Fortunately, Latin America has become a hub for innovative solutions that reduce harmful pollutants and greenhouse gas emissions from transportation. Colombia and Mexico pioneered successful Bus Rapid Transport (BRT) systems that have spread throughout the world. Mexico City joined three European cities in banning all diesel vehicles by 2025. The subway system in Chile’s capital city, Santiago, will be 60 percent solar-powered by 2018. Many cities and countries have adopted clean fuel and vehicle standards, and some are planning to transition to electric vehicles. Yet much more needs to be done—and quickly—to help the region meet its international climate commitments and reduce the health and environmental costs of dirty transportation.

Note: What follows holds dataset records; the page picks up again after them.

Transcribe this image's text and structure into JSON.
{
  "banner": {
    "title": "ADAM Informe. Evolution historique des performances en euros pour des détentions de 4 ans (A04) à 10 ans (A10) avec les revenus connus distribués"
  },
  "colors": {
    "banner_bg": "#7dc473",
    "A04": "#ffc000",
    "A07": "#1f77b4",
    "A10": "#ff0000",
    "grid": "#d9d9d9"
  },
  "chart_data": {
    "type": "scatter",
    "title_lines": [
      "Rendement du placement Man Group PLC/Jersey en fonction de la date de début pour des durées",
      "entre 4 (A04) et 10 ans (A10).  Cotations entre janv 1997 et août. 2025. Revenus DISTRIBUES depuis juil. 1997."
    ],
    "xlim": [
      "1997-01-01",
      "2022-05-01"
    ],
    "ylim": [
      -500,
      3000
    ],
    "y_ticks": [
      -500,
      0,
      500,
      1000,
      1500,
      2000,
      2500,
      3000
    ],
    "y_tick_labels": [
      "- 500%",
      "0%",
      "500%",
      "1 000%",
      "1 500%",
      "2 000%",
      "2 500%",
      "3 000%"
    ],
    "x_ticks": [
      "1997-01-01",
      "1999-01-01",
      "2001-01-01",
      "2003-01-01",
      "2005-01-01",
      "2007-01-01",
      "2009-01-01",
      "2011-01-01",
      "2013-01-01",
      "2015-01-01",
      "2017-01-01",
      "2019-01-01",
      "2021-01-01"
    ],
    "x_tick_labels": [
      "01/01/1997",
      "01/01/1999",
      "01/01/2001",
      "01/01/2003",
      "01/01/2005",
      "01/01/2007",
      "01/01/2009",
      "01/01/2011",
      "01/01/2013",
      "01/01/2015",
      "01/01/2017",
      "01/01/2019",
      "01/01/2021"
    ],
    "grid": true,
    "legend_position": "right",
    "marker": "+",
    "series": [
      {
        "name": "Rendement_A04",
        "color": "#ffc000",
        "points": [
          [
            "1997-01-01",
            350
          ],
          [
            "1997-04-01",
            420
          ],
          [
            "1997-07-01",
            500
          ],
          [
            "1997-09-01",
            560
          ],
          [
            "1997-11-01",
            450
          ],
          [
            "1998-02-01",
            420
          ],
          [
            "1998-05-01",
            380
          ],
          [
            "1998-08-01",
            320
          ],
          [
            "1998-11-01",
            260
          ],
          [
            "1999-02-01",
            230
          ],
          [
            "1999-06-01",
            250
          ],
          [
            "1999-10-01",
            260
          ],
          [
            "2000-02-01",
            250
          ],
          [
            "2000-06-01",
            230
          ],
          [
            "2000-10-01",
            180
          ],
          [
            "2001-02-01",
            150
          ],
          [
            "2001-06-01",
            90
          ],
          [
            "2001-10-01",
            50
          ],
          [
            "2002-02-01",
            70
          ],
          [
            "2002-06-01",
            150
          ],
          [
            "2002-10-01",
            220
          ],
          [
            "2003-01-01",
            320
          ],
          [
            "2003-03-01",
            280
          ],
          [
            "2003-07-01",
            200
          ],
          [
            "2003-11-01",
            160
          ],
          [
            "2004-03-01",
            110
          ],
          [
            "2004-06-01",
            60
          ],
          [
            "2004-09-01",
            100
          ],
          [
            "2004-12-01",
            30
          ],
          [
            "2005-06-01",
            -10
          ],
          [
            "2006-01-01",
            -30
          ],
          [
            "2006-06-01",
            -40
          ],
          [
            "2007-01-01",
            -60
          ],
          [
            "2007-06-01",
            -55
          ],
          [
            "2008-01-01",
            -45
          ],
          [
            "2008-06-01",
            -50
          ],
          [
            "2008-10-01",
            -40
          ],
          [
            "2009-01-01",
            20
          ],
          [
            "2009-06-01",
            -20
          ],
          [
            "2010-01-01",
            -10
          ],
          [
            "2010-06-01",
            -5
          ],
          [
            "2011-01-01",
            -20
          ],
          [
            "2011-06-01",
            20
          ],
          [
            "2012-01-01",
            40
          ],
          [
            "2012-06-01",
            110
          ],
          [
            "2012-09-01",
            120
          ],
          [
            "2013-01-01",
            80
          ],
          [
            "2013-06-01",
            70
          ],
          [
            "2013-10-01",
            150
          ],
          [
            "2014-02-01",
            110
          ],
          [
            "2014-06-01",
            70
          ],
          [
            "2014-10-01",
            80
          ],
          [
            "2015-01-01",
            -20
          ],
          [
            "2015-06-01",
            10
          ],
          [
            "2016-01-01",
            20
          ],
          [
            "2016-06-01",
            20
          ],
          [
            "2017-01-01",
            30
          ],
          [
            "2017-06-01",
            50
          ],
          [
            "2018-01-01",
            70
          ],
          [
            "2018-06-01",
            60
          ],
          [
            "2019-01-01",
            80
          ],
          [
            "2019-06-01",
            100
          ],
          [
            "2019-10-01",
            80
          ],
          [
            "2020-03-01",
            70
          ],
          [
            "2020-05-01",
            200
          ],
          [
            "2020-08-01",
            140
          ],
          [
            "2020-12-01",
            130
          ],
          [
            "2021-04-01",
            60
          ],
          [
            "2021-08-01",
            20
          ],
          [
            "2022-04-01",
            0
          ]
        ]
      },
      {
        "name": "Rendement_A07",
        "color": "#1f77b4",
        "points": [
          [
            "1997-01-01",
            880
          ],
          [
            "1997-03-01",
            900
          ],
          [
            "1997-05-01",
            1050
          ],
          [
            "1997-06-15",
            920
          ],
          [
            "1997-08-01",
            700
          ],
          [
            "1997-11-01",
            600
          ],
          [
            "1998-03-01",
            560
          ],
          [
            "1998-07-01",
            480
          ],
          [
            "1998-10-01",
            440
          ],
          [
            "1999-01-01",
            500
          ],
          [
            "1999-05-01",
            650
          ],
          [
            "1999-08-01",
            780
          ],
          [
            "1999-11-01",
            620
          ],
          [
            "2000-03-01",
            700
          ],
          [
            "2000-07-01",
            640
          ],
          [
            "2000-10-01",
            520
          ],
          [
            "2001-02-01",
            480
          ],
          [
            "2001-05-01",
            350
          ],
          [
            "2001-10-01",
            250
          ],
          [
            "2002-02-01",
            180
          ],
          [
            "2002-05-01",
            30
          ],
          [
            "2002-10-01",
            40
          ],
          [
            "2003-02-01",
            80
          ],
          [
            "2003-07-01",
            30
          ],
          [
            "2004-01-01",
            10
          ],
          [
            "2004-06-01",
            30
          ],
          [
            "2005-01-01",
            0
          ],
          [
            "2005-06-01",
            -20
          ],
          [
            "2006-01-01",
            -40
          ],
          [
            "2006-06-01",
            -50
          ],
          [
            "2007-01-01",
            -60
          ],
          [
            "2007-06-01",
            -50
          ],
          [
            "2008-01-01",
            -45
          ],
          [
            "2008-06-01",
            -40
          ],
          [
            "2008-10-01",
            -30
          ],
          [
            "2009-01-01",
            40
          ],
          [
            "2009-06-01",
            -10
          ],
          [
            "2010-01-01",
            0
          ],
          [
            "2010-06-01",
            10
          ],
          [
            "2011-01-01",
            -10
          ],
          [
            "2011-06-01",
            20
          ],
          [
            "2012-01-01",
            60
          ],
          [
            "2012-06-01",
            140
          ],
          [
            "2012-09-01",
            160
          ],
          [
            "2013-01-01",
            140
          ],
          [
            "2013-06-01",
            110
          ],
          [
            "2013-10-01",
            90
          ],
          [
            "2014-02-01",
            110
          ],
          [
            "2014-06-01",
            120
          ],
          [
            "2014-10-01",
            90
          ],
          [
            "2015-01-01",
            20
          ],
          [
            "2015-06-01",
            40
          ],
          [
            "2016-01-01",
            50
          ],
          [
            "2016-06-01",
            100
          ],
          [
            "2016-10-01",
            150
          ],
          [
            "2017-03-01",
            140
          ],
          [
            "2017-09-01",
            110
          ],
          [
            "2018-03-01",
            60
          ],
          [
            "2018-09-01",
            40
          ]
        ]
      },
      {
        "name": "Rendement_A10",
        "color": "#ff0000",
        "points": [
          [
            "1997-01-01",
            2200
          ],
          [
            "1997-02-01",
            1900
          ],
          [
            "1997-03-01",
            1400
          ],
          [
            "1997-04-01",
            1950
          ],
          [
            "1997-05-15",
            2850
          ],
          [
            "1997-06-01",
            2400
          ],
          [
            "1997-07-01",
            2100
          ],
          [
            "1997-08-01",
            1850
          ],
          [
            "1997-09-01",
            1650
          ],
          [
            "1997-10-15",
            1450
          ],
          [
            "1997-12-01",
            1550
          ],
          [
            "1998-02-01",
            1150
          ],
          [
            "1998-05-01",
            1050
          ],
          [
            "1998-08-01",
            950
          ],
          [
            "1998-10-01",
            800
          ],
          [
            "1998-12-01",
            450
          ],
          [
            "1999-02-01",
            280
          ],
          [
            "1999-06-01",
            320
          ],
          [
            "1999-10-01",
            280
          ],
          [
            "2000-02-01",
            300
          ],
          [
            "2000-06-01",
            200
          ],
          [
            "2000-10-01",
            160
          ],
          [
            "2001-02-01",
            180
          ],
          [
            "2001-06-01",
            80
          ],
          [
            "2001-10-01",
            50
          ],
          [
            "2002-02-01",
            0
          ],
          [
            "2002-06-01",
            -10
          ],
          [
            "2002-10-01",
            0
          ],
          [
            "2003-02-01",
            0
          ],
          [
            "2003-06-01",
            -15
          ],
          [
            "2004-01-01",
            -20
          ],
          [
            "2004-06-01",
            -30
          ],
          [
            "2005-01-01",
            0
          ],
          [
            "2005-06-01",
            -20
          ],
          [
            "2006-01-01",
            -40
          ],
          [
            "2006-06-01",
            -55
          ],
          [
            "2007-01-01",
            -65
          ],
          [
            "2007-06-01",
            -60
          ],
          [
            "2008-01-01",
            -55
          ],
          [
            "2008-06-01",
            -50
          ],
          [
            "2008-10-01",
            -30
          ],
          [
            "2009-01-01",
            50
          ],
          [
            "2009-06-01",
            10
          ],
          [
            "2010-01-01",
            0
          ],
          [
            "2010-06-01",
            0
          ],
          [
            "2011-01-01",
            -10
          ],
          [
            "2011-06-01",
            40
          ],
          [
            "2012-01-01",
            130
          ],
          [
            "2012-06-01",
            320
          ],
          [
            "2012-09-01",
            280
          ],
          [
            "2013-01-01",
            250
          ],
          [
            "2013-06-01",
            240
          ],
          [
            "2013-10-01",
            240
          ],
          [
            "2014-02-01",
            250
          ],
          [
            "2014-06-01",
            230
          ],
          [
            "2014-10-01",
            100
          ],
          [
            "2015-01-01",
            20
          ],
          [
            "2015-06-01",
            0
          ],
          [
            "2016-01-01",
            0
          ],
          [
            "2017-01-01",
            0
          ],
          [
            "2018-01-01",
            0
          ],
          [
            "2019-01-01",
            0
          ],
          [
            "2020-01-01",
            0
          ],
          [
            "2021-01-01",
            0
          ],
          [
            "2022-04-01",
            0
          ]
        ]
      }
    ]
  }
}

We’re committed to getting Latin America on the fast—and clean—track to its climate goals by cutting emissions of particulate matter, black carbon and greenhouse gases from transportation systems. With our partners, NRDC is calling for stringent vehicle efficiency and vehicle emissions standards for new vehicles. We also advocate for cleaning up diesel fuels—a major source of particulate matter—with ultra-low sulfur fuel standards. We encourage complementary programs to reduce in-use emissions from existing vehicle fleets as well as strong green freight programs to focus on heavy-duty vehicles. We are also exploring how the Latin America’s transition to electrified vehicle fleets could be most efficiently and beneficially integrated into power grids.